As India takes a step back, U.K. prepares to legalise gay marriage

“There are roughly 60,000 couples who are in civil partnerships in the U.K."

December 12, 2013 12:09 am | Updated December 04, 2021 11:37 pm IST - LONDON:

A gay rights activist holds a placard during a protest meeting after the Supreme Court ruled that a colonial-era law criminalising homosexuality will remain in effect in Bangalore.

A gay rights activist holds a placard during a protest meeting after the Supreme Court ruled that a colonial-era law criminalising homosexuality will remain in effect in Bangalore.

That the Indian Supreme Court should re-criminalise gay relationships based on a colonial law that the United Kingdom has long thrown out the window is an irony that has not gone unnoticed in the U.K., where a much-awaited government announcement promising a spring deadline for same- sex marriages has just been made.

On Tuesday, Women and Equalities Minister Maria Miller announced that the same sex couples could get married from March 29 next in England and Wales, under the Marriage (Same Sex Couples) Act, 2013, which received an overwhelming approval in Parliament in July this year.

“We are shocked and disappointed that the Supreme Court in India has overturned the 2009 High Court judgment,” Jasmine O’Conner, Senior International Officer of Stonewall, a leading campaign and lobby group for gay and lesbian rights in the U.K., told The Hindu . “We hope the Indian parliament will now seek a repeal of this.”

“It comes with the wonderful news that we will see gay marriages next spring, something that Stonewall campaigned hard for,” Ms. O’Conner added.

For Laila Ghory, of Parsi parentage, who has been in a civil partnership with an American woman for the last three years, the news is “shocking” and will be a setback for gay South Asian couples who come from tradition-bound families in the U.K. “One would have thought that for a country that wants progress, India would be sensitive to colonial laws. Britain is seeing gay marriage being made possible in the next three months,” said the IT professional, whose own civil partnership function was celebrated in a room in the North Tower of London’s iconic Tower Bridge in the summer of 2010.
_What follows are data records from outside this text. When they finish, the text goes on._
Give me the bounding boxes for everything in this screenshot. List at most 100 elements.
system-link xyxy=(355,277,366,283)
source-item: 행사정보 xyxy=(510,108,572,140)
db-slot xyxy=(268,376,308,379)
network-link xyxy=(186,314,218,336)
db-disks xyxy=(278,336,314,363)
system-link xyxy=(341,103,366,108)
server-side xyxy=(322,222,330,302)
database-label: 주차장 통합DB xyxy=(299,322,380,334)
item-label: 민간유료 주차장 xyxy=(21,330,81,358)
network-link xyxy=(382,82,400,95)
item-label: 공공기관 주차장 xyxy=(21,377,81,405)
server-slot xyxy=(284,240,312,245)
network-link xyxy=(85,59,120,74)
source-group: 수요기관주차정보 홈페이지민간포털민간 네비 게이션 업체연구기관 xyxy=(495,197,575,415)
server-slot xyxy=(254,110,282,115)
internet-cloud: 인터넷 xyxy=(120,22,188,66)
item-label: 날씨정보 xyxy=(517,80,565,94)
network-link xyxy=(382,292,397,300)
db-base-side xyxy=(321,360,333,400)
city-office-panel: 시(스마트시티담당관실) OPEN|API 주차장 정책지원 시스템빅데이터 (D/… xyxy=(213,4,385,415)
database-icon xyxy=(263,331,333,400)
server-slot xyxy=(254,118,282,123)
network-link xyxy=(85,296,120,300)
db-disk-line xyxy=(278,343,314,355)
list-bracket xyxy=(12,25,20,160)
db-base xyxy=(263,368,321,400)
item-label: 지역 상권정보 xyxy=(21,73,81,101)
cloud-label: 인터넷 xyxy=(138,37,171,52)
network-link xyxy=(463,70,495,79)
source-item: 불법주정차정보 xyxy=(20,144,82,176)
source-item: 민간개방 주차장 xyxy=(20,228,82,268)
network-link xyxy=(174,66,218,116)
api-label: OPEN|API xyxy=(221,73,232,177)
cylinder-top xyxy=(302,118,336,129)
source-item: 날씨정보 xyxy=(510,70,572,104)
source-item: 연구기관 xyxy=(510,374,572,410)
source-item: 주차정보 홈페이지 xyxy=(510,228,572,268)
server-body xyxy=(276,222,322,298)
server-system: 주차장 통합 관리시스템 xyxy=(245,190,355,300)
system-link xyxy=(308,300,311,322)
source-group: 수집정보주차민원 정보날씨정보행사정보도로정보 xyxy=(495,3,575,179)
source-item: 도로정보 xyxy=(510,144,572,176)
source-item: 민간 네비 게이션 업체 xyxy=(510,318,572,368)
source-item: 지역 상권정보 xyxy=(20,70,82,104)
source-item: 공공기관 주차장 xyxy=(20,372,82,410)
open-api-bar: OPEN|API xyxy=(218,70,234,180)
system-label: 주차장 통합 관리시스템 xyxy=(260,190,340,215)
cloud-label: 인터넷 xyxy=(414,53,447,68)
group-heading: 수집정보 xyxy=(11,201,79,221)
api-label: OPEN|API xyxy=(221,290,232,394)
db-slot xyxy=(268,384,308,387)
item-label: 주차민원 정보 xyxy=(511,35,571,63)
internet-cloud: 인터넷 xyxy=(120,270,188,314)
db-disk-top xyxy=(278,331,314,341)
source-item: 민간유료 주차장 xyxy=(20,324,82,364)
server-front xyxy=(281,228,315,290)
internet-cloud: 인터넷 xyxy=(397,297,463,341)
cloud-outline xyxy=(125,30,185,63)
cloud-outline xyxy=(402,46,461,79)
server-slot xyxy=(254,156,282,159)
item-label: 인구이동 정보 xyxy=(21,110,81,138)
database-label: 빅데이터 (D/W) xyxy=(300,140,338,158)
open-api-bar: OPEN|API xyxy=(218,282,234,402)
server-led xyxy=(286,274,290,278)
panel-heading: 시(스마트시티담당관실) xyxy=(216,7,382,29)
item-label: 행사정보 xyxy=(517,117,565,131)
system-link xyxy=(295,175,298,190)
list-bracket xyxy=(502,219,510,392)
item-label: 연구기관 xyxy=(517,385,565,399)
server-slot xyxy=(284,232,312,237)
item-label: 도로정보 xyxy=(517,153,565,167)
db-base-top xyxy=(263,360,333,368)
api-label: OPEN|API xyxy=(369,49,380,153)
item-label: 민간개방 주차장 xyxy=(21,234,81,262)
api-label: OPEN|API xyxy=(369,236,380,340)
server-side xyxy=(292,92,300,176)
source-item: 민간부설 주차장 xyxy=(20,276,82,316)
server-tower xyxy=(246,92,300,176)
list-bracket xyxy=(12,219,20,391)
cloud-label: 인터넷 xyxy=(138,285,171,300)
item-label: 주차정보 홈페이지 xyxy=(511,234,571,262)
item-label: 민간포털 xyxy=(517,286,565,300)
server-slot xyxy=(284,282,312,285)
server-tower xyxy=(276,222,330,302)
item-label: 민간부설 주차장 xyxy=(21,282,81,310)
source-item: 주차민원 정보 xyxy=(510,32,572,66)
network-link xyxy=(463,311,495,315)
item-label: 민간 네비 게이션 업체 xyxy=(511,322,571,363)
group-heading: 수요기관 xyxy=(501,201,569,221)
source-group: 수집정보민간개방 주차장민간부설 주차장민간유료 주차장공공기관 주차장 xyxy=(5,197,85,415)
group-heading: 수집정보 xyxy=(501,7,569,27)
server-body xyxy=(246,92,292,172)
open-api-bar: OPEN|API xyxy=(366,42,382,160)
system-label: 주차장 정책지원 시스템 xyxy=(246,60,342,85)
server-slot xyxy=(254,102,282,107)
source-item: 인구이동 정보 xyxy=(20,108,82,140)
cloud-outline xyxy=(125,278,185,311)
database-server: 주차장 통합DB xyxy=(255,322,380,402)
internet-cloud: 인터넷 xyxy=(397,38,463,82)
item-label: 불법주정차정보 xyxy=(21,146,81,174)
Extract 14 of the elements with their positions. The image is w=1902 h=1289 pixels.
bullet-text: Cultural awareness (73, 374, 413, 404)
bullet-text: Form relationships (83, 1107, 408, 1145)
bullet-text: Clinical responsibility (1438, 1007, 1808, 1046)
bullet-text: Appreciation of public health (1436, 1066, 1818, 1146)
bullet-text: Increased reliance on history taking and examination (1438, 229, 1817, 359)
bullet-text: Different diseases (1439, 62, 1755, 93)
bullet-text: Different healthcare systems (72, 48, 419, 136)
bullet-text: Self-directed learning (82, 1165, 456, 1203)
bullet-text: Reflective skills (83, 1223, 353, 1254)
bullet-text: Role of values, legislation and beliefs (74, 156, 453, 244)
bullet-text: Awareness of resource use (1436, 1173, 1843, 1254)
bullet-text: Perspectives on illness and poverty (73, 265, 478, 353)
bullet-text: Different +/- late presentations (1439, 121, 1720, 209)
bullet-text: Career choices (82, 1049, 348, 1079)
Gay couples can legally live together in the U.K. under the Civil Partnership Act (2005) that gives same-sex partners the same rights and responsibilities of marriage, but which, says Richard Lane, Media Manager for Stonewall, “does not have the history and credibility that marriage as an institution has, and that gay people want.”

“There are roughly 60,000 couples who are in civil partnerships in the U.K.,” said Mr. Lane, “about five times higher than what the government had predicted in 2005 when the civil partnership law was introduced.” He says Stonewall has been flooded with requests from people who want to know how to convert their civil partnership into marriage.

British Olympic diver Tom Daley’s recent announcement that he was dating a man makes him part of a large number of celebrity couples and individuals who are gay in the U.K. Gay couples are prominent not only within the arts and entertainment sector, but in what is often viewed as the rather more crusty and conservative domain of politics.

Within the political establishment, among those who have declared themselves as gay are Margot James, Conservative Member of Parliament from Stourbridge; Alan Duncan, Conservative and Minister of State for International Development; Simon Hughes, Deputy Leader of the Liberal Democrats; Lord Collins, a peer and former Labour general secretary; Lord Mandelson, who was in the Cabinet of both Tony Blair and Gordon Brown; and Lord Alli, Labour, the first Muslim Peer and gay member of the House of Lords.

Maria Miller’s statement said: “This is just another step in the evolution of marriage.” From March 29, 2014, “it will be open to everyone, irrespective of whether they fall in love with someone of the same sex or opposite sex,” she said adding that couples “can now plan for their big day and demonstrate their love [for] and commitment to each other by getting married.”